The Persona series is most definitely on the cusp of another moment. It just may not be the one that Atlus expects. The franchise has exploded in North America since Persona 4 arrived late in the PlayStation 2’s lifecycle in 2008, with the portable version Persona 4 Golden leading to another surge in popularity when it came out on the Vita a few years later. Since then the series has encroached on the culture to a point that feels outright invasive. Persona 5 was a bonafide hit before it even hit the states in the spring of 2017, launching its own sub-series that so far has yielded a musou title, a rhythm game, and its own Golden-style re-release via Persona 5 Royal, among too many expansions and detours into other media to rattle off here. A proper numbered sequel is almost assuredly in development alongside Metaphor: ReFantazio, a similar RPG coming from much of the top brass behind Persona’s string of successes… and yet we’re not there yet. Instead, Persona fans are being treated to a pair of pleasant (if obviously stopgap) surprises, if my time with them is anything to go by: Persona 5 Tactica and Persona 3 Reload. Though both are ultimately promising, their existence does beg questions that the now overexposed franchise may not be up to task to answer.
Coming at the tail end of this year and the beginning of the next respectively, Persona 5 Tactica and Persona 3 Reload are an interesting pair of releases. P5 Tactica takes by now familiar characters and drops them into a new mold in a bid at both old and new audiences. Persona 3 Reload on the other hand is what folks have been clamoring for since presumably finding the Persona series in its later upswing. It’s a ground-up remake of the third entry—which has developed a sterling underdog reputation in the time since its 2006 release— in Unreal Engine that’s deliberately trying to play the hits. The promise of Persona 3: Reload is supposedly to deliver the original game to an audience who have seemingly outgrown its original incarnation. Together they’re an obvious one-two hit that should play like gangbusters with the fanbase, potentially pushing Persona into yet another stratosphere on its meteoric ascendance while we wait for the next true sequel.
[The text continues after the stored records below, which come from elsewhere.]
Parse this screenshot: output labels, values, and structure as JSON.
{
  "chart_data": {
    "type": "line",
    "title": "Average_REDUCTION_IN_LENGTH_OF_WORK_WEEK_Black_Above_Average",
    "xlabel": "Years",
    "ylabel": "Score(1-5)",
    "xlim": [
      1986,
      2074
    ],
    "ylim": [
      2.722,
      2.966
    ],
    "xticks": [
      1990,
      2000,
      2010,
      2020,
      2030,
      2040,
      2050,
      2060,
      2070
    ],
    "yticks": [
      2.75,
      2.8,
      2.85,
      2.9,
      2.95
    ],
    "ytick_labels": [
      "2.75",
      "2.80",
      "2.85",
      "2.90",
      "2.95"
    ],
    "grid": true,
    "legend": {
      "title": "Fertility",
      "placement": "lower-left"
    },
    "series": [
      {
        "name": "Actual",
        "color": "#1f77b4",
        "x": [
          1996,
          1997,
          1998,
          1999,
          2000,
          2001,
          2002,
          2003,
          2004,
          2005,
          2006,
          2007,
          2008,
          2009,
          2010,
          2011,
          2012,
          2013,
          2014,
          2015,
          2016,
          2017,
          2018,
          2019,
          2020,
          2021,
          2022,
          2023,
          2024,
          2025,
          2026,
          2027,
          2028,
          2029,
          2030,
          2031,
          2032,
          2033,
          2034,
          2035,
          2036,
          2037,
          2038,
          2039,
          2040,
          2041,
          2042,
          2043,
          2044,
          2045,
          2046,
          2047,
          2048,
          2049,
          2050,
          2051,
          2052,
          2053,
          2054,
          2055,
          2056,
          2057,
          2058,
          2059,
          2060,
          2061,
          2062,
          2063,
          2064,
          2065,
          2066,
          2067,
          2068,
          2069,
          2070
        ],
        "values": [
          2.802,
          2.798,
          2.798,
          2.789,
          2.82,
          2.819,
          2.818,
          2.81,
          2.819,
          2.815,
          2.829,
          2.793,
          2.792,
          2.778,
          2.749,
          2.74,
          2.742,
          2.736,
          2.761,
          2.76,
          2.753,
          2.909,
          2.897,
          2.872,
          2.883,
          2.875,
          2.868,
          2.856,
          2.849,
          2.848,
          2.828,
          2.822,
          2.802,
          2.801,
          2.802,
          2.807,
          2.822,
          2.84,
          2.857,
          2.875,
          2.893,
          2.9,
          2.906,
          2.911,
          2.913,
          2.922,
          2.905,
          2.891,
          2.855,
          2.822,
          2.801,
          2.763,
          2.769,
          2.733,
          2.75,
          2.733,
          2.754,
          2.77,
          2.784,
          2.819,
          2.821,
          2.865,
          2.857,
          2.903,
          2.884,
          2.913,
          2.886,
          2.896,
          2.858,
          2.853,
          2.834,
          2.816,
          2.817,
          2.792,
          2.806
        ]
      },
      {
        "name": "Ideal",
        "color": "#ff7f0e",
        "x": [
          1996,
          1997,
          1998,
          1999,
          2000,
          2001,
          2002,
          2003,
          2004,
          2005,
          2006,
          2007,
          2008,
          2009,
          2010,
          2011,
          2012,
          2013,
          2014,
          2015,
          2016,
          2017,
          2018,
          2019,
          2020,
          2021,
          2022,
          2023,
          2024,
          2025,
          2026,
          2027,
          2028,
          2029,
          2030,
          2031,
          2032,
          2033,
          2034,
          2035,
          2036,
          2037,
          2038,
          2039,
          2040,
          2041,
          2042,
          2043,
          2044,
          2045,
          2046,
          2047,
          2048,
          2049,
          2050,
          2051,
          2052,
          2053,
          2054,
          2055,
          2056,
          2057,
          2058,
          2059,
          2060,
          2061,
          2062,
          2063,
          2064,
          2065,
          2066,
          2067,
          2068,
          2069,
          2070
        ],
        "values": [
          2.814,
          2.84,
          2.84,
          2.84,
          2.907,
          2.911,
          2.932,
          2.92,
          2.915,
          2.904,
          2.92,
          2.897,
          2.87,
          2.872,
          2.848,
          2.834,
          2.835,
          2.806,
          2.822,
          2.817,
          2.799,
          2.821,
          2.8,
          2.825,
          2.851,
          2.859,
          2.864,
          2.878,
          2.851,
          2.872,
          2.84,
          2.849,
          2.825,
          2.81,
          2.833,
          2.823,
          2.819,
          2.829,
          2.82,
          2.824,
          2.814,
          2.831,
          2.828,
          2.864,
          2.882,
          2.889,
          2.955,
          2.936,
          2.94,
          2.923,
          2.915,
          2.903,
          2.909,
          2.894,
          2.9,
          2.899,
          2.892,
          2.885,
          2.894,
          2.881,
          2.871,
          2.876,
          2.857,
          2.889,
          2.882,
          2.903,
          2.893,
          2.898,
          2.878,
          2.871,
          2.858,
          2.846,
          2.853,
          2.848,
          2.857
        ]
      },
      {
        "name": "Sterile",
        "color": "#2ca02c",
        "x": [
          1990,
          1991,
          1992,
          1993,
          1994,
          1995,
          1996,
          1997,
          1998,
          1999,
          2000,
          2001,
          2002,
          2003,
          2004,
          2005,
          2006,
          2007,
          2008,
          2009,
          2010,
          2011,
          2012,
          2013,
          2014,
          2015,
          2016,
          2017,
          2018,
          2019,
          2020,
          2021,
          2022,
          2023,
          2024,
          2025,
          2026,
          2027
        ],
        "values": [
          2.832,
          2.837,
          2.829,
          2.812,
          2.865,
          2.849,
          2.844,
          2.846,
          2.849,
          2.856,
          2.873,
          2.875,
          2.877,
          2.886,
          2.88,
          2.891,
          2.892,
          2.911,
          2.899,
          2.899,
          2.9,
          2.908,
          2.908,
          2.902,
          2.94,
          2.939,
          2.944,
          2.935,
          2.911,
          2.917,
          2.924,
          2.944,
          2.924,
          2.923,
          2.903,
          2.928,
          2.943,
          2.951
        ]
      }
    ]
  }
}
It won’t be a rise without some bumps though. Neither title is as fresh or familiar as you might expect. Tactica is about the umpteenth dalliance into the life and times of the Shibuya crew—the Phantom Thieves—whose story I thought was well and truly done back in 2017 when I spent 100+ hours with them. Boy, was I wrong, as Tactica brings the series into the realm of strategy RPGs with a chibi-adjacent art style, a new story, and a fresh cast of characters alongside the returning crew. A welcome change of pace and new POV can’t change the fact however that these primary characters, for all their charms and quirks, are worn and tired. And for all the changes that Tactica should and does introduce, it’s hard not to see it as Persona 5 simply grafted onto a different genre.
For example, much of how Tactica plays will be familiar to Persona 5 fans, because most of the UI and commands are identical. You have a base attack, spells granted to you by your Persona, and a gun, all functioning as aesthetic stand-ins for elements that strategy RPGs already support. Spells have new effects to them, like the wind element spell Garu having knockback, but this again is already a staple of the genre less than it is a clever reinvention on part of the property and the team behind it. A focus feature, which boosts and augments the abilities of your character if you have them wait rather than take an action on their turn, is the exception in this case rather than the standard. The Persona 5 of it all is more an aesthetic and the promise of a certain cast more than it is a philosophy that deeply informs the DNA of the game. For that reason, I was both mildly charmed by my preview of the title and left asking if there was any more to it than what I’d played.